Temperature Compensated M-Shunts for Fast Transient and Low Inductive Current Measurements

Conference: CIPS 2022 - 12th International Conference on Integrated Power Electronics Systems
03/15/2022 - 03/17/2022 at Berlin, Germany

Proceedings: ETG-Fb. 165: CIPS 2022

Pages: 7Language: englishTyp: PDF

Authors:
Lutzen, Hauke; Ahmmed, Kayesar; Kaminski, Nando (IALB, University of Bremen, Germany)
Polezhaev, Vladimir; Rawal, Keshar Bahadur; Huesgen, Till (EIL, University of Applied Science Kempten, Germany)

Abstract:
Most current measurement techniques suffer from temperature impacts, though to a different degree. This is also true for shunt resistors, which are usually improved significantly by using temperature compensated alloy materials like Manganin(r) or by proper calibration and subsequent temperature compensation. The concept of the copper-based PCB M-shunt has already been reported to yield excellent current measurement results at room temperature. However, due to the high-temperature coefficient of copper (3920 ppm/K), the current measurement with those M-shunts showed considerable measurement errors for high temperatures and due to self-heating. This can be improved by the use of Manganin. However, still the connection of the resistor with the copper of the PCB and their respective thermal behavior needs to be considered as further possible sources of error. This paper presents challenges associated with the improvement of PCB-based shunts by temperature-compensated material, while not compromising the critical issue of bandwidth and manufacturing capability.

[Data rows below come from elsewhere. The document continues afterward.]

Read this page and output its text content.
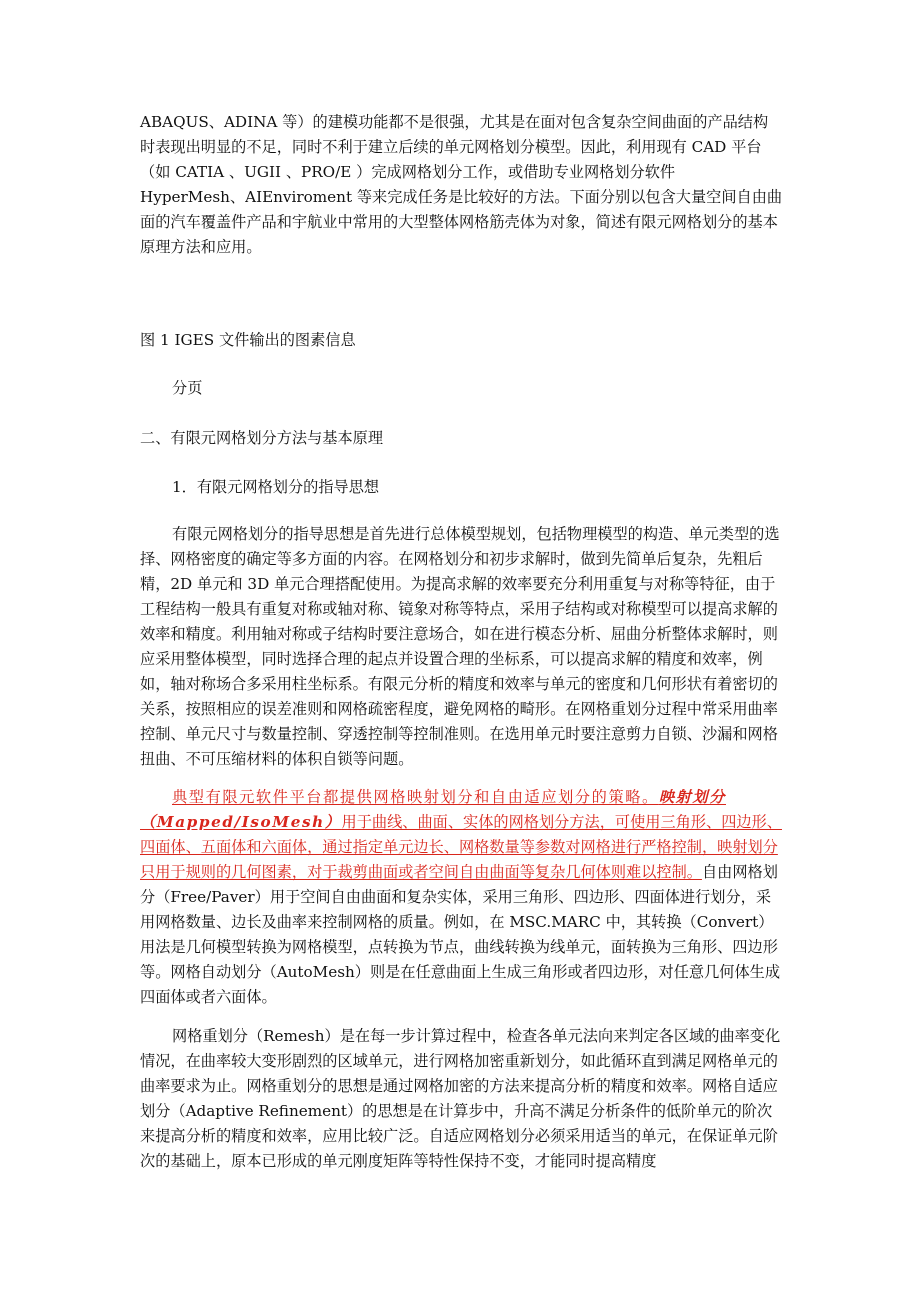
ABAQUS、ADINA 等）的建模功能都不是很强，尤其是在面对包含复杂空间曲面的产品结构时表现出明显的不足，同时不利于建立后续的单元网格划分模型。因此，利用现有 CAD 平台（如 CATIA 、UGII 、PRO/E ）完成网格划分工作，或借助专业网格划分软件 HyperMesh、AIEnviroment 等来完成任务是比较好的方法。下面分别以包含大量空间自由曲面的汽车覆盖件产品和宇航业中常用的大型整体网格筋壳体为对象，简述有限元网格划分的基本原理方法和应用。

图 1 IGES 文件输出的图素信息

分页

二、有限元网格划分方法与基本原理

1．有限元网格划分的指导思想

有限元网格划分的指导思想是首先进行总体模型规划，包括物理模型的构造、单元类型的选择、网格密度的确定等多方面的内容。在网格划分和初步求解时，做到先简单后复杂，先粗后精，2D 单元和 3D 单元合理搭配使用。为提高求解的效率要充分利用重复与对称等特征，由于工程结构一般具有重复对称或轴对称、镜象对称等特点，采用子结构或对称模型可以提高求解的效率和精度。利用轴对称或子结构时要注意场合，如在进行模态分析、屈曲分析整体求解时，则应采用整体模型，同时选择合理的起点并设置合理的坐标系，可以提高求解的精度和效率，例如，轴对称场合多采用柱坐标系。有限元分析的精度和效率与单元的密度和几何形状有着密切的关系，按照相应的误差准则和网格疏密程度，避免网格的畸形。在网格重划分过程中常采用曲率控制、单元尺寸与数量控制、穿透控制等控制准则。在选用单元时要注意剪力自锁、沙漏和网格扭曲、不可压缩材料的体积自锁等问题。

典型有限元软件平台都提供网格映射划分和自由适应划分的策略。映射划分（Mapped/IsoMesh）用于曲线、曲面、实体的网格划分方法，可使用三角形、四边形、四面体、五面体和六面体，通过指定单元边长、网格数量等参数对网格进行严格控制，映射划分只用于规则的几何图素，对于裁剪曲面或者空间自由曲面等复杂几何体则难以控制。自由网格划分（Free/Paver）用于空间自由曲面和复杂实体，采用三角形、四边形、四面体进行划分，采用网格数量、边长及曲率来控制网格的质量。例如，在 MSC.MARC 中，其转换（Convert）用法是几何模型转换为网格模型，点转换为节点，曲线转换为线单元，面转换为三角形、四边形等。网格自动划分（AutoMesh）则是在任意曲面上生成三角形或者四边形，对任意几何体生成四面体或者六面体。

网格重划分（Remesh）是在每一步计算过程中，检查各单元法向来判定各区域的曲率变化情况，在曲率较大变形剧烈的区域单元，进行网格加密重新划分，如此循环直到满足网格单元的曲率要求为止。网格重划分的思想是通过网格加密的方法来提高分析的精度和效率。网格自适应划分（Adaptive Refinement）的思想是在计算步中，升高不满足分析条件的低阶单元的阶次来提高分析的精度和效率，应用比较广泛。自适应网格划分必须采用适当的单元，在保证单元阶次的基础上，原本已形成的单元刚度矩阵等特性保持不变，才能同时提高精度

It explicitly addresses the problems and difficulties as reported for previous development stages. In its new version, the M-shunt, represents a low inductance measurement system that can be optimised for much higher energies than the coax shunt, while not increasing the inductance introduced into the circuit. Alternatively, it can be configured for a significantly increased bandwidth and lower inductance compared to its coaxial reference.